Forgetting before Learning: Utilizing Parametric Arithmetic for Knowledge Updating in Large Language Models

Shiwen Ni,Dingwei Chen,Chengming Li,Xiping Hu,Ruifeng Xu,Min Yang
DOI: https://doi.org/10.48550/arXiv.2311.08011
2024-02-16
Abstract:Recent advancements in Large Language Models (LLMs) have showcased their remarkable capabilities in text understanding and generation. However, even stronger LLMs are susceptible to acquiring erroneous or obsolete information from the training corpus. Direct secondary fine-tuning with data containing new knowledge may be ineffective in updating knowledge due to the conflict between old and new knowledge. In this paper, we propose a new paradigm for fine-tuning called F-Learning (Forgetting before Learning), which employs parametric arithmetic to facilitate the forgetting of old knowledge and learning of new knowledge. Experimental results on two publicly available datasets demonstrate that our proposed F-Learning can obviously improve the knowledge updating performance of both full fine-tuning and LoRA fine-tuning, simultaneously outperforming the existing baselines in most cases. Moreover, we have also discovered that forgetting old knowledge by subtracting the parameters of LoRA can yield a similar effect to subtracting the parameters of full fine-tuning, and occasionally even surpass it significantly.
Computation and Language
What problem does this paper attempt to address?

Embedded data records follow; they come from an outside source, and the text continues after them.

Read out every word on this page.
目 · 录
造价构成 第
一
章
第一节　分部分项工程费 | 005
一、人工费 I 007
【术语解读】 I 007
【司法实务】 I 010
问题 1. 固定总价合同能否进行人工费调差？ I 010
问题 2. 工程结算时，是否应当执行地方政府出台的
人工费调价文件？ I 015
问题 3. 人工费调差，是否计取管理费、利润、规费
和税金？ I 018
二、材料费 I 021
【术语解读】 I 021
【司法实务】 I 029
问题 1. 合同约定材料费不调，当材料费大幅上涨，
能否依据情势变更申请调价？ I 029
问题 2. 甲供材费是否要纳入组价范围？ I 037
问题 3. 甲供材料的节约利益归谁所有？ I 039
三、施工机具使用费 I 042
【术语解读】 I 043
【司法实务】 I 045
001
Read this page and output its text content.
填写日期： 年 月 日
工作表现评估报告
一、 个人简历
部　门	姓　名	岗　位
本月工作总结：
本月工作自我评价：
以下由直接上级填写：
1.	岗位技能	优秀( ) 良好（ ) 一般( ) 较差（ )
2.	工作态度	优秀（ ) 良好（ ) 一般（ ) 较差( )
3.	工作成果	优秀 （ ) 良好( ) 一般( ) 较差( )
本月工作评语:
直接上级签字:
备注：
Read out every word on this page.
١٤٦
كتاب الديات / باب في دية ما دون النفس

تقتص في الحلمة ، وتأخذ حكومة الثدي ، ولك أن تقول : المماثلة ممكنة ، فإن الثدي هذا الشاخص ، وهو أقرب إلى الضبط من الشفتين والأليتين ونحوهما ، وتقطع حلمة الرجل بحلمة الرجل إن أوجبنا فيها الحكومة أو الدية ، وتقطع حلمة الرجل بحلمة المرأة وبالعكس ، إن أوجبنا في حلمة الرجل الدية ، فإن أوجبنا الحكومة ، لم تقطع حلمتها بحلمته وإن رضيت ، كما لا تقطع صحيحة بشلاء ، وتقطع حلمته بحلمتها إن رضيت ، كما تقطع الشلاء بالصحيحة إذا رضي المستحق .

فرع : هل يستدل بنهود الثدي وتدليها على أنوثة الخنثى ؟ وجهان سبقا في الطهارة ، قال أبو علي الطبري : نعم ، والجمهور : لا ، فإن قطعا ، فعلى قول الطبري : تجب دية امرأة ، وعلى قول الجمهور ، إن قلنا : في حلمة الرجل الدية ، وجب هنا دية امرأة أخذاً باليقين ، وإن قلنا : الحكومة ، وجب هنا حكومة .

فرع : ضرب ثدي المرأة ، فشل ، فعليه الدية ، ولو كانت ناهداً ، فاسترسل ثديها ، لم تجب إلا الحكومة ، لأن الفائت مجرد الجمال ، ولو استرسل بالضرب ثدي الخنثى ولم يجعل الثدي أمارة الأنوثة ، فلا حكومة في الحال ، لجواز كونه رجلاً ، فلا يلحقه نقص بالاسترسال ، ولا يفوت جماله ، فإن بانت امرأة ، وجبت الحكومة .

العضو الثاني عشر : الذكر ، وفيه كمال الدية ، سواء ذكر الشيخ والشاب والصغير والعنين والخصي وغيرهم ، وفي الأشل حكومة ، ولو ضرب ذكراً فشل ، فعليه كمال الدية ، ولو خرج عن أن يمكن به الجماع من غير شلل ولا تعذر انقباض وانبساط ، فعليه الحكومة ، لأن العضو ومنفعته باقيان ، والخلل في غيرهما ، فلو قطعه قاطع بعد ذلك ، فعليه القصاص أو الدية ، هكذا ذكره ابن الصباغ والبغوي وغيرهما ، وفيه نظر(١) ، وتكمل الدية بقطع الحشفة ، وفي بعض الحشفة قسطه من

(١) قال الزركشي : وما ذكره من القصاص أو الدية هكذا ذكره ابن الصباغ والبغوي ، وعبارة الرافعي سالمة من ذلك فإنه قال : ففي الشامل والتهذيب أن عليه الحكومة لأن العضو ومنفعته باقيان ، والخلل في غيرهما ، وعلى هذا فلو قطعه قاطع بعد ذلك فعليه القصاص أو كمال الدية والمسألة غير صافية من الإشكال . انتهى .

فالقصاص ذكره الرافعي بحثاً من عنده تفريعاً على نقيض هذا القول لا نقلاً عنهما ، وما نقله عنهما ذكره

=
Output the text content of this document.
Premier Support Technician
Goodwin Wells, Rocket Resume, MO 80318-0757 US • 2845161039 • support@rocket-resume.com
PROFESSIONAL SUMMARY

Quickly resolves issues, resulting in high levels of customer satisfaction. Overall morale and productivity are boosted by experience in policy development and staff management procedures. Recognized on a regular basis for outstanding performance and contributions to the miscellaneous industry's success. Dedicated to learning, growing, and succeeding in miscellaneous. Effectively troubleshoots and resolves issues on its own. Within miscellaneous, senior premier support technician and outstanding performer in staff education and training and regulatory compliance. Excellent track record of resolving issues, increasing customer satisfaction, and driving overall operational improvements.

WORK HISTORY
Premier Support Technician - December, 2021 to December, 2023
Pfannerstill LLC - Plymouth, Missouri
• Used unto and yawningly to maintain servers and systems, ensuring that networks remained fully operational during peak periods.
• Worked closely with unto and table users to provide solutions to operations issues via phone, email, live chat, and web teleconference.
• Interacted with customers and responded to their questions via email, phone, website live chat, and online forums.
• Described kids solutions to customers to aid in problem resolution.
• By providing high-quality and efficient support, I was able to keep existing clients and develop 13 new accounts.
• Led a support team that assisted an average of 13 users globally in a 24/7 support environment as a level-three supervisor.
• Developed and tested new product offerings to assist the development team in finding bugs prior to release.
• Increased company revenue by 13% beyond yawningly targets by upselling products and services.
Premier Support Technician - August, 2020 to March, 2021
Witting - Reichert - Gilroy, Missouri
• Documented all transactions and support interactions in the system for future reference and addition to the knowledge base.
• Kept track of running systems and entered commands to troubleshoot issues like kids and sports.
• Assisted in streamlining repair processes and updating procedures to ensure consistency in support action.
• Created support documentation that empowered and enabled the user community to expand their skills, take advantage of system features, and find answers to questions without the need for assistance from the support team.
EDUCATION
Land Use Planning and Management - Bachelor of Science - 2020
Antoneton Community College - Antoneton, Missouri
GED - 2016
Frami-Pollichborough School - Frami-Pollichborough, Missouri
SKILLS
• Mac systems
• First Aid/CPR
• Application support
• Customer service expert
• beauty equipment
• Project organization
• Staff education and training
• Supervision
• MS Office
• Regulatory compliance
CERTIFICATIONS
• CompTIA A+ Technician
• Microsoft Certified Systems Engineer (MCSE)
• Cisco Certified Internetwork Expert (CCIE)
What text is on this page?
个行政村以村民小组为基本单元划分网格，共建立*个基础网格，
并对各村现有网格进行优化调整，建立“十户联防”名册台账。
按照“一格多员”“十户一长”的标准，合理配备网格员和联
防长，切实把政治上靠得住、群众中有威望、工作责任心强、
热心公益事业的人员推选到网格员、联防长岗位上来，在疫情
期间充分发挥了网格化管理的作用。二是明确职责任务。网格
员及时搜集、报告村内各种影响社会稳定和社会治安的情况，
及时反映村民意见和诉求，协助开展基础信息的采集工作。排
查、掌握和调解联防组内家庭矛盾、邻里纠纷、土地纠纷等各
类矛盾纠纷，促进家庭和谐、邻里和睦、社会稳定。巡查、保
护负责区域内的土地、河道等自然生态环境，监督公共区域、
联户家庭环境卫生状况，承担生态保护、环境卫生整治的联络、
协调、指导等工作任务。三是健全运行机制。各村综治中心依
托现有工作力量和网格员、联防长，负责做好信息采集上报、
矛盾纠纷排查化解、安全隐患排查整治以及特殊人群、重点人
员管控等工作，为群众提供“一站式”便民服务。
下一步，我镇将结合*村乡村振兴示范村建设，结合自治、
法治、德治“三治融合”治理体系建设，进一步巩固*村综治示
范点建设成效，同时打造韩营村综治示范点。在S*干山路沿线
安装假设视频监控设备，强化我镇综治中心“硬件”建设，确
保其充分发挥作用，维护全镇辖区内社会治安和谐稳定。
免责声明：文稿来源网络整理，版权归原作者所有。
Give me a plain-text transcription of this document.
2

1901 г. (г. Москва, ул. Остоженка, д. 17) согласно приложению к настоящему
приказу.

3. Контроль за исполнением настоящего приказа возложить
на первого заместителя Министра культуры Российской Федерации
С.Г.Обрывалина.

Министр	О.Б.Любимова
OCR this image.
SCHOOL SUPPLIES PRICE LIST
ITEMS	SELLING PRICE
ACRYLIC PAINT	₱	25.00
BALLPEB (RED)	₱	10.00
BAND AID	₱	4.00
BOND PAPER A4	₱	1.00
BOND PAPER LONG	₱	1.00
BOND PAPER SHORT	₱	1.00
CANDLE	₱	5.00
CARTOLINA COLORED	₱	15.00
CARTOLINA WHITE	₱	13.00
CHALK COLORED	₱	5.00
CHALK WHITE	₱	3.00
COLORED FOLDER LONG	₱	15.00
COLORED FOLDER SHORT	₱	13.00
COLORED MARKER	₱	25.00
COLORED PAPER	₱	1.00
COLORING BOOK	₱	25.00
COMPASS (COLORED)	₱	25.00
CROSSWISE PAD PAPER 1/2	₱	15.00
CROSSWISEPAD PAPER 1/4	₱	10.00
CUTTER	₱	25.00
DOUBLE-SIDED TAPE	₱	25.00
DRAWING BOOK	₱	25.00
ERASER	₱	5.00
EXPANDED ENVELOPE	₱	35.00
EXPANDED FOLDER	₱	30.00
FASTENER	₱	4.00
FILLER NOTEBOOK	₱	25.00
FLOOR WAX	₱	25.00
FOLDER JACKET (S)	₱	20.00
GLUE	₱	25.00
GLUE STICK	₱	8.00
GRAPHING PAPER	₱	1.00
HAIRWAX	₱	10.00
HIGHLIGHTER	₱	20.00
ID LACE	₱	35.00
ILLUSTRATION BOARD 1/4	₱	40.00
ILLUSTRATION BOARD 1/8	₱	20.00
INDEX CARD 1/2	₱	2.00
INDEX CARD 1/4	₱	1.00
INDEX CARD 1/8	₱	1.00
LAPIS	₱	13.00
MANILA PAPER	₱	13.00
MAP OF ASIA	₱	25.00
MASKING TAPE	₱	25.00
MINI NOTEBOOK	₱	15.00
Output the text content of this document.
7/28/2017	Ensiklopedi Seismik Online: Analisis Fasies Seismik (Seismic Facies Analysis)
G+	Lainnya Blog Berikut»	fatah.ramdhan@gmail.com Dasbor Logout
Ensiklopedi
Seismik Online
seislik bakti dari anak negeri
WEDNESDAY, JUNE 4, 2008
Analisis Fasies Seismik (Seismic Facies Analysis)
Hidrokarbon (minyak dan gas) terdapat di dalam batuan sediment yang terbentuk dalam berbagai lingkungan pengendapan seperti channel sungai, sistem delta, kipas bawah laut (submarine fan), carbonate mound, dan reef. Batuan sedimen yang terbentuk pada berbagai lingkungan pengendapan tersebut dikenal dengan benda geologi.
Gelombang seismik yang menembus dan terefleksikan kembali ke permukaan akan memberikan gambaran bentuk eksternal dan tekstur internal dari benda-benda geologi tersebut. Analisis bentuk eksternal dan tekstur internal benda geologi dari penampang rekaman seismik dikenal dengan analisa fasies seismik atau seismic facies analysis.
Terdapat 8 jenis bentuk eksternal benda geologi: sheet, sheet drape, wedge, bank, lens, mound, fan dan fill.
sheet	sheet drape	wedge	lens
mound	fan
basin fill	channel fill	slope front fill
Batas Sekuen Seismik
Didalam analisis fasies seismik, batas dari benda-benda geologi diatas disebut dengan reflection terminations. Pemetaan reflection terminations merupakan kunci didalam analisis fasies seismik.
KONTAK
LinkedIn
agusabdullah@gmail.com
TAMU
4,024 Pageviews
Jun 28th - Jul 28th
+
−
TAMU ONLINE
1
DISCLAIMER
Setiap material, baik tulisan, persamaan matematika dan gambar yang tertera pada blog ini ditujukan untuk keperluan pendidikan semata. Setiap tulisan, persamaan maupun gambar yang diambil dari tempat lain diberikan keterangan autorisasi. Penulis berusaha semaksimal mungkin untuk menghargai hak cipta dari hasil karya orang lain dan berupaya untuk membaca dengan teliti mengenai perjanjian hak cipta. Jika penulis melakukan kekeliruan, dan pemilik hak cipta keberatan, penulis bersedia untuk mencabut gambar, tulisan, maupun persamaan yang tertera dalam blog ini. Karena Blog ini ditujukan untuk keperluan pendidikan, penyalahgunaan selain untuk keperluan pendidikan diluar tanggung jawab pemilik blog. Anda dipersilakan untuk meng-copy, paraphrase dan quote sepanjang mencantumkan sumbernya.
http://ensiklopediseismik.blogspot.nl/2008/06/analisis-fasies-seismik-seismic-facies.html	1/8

This paper attempts to solve the problem of knowledge update in large - language models (LLMs). Although LLMs perform excellently in text understanding and generation, they are prone to obtaining wrong or outdated information from the training corpus. Direct secondary fine - tuning using data containing new knowledge may be ineffective due to the conflict between old and new knowledge. Therefore, the paper proposes a new fine - tuning paradigm - F - Learning (Forget first, then Learn), which uses parameter arithmetic to promote the forgetting of old knowledge and the learning of new knowledge, thus effectively solving this problem. Specifically, the main contributions of the paper are as follows: 1. Propose a new fine - tuning paradigm "F - Learning (Forget first, then Learn)" for knowledge update in large - language models. 2. The experimental results show that the proposed F - Learning method improves the knowledge - update performance of various fine - tuning methods and outperforms existing baseline methods in most cases. 3. The experiment also finds that forgetting old knowledge by subtracting LoRA parameters can achieve a similar effect to subtracting full - fine - tuning parameters, and sometimes even significantly exceed the latter. The paper verifies the effectiveness of F - Learning through experiments on two public datasets, zsRE and COUNTER FACT, demonstrating its potential in improving knowledge - update performance. In addition, the paper also explores the influence of different forgetting rates on the forgetting effect of old knowledge and the specific influence of forgetting operations on model performance.